Basteltipp: Schellenband und Rasseln

Was man auf jedem Mittelaltermarkt erstehen kann und vielen Kindern Spaß macht, ist ein Schellenband. Im Wesentlichen handelt es sich dabei um ein Arm- bzw. Fußband an welchem Glöckchen befestigt sind. Dieses lässt sich leicht selbst basteln.
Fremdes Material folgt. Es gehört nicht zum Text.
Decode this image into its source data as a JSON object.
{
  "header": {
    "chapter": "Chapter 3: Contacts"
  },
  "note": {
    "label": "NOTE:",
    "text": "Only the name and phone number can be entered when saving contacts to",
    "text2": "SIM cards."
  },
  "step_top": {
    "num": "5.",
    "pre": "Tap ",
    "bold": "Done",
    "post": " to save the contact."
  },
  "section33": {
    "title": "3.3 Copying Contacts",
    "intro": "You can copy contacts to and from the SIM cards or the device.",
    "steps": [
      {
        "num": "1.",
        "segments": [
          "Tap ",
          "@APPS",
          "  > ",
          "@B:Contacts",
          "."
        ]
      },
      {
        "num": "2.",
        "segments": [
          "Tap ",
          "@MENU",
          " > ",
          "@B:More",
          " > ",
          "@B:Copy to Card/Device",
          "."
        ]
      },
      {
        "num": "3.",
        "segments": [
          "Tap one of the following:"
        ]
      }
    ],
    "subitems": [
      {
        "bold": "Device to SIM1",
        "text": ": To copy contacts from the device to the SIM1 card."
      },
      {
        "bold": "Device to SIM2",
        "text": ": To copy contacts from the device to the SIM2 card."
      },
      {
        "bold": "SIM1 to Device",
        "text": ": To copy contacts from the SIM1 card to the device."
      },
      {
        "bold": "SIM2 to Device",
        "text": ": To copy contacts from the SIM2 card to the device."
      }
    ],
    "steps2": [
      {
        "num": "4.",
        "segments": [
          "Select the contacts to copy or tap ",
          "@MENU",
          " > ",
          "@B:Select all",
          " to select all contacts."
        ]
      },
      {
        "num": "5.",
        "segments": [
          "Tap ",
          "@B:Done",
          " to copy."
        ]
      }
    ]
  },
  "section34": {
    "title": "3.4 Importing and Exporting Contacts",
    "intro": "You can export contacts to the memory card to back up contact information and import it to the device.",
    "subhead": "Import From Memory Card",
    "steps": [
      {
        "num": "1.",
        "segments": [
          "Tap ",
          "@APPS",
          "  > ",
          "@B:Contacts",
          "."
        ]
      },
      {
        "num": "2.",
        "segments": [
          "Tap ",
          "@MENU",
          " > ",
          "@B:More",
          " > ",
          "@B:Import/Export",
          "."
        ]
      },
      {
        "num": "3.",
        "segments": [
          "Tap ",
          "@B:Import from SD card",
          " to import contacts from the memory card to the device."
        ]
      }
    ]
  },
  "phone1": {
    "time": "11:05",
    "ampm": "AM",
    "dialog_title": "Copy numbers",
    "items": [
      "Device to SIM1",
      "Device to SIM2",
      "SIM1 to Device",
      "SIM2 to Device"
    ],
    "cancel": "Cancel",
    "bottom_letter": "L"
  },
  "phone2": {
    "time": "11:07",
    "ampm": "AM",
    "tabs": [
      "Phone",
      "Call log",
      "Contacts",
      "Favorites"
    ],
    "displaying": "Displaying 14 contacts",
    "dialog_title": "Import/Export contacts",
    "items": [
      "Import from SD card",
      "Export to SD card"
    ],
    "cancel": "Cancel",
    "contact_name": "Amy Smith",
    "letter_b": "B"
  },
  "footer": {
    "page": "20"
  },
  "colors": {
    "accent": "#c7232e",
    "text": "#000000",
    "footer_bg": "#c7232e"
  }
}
Man benötigt einfach beliebig viel Lederschnur, am besten vom laufenden Meter in einem Bastel- oder Kurzwarengeschäft. Es darf ruhig etwas dicker und stabil sein, damit es nicht so schnell durchscheuert. Dazu vier oder fünf Schellen pro Bändchen. Diese kann man einzeln in verschiedenen Größen und unterschiedlicher Klangqualität ebenfalls im Bastelbedarf kaufen. Man zwei jeweils etwa 1,5 Meter lange Lederbänder schneidet, zusammenfasst und gemeinsam halbiert. Zur Stabilität kann man sie einmal verknoten, sodass noch eine Schlaufe stehen bleibt. Die Bänder befestigt man am besten mit einer Sicherheitsnadel an einer Unterlage, sodass man schön gerade einen viersträhnigen Zopf flechten kann. In regelmäßigem Abstand werden dann die einzelnen Schellen eingeflochten. Mit einem fixierenden Knoten schließt man nach der gewünschten Länge wieder ab und lässt von den Bändchen etwa 8 bis 10 Zentimeter stehen. Diese können dann durch die Schleife geführt und am Fuß- oder Handgelenk zugebunden werden.
Diese Schellenbänder erzeugen am Fuß getragen beim Gehen einen schönen Klang im Rhythmus der Schritte und sind daher z.B. besonders gut für Prozessionen und Umzüge anlässlich der Anthesterien geeignet.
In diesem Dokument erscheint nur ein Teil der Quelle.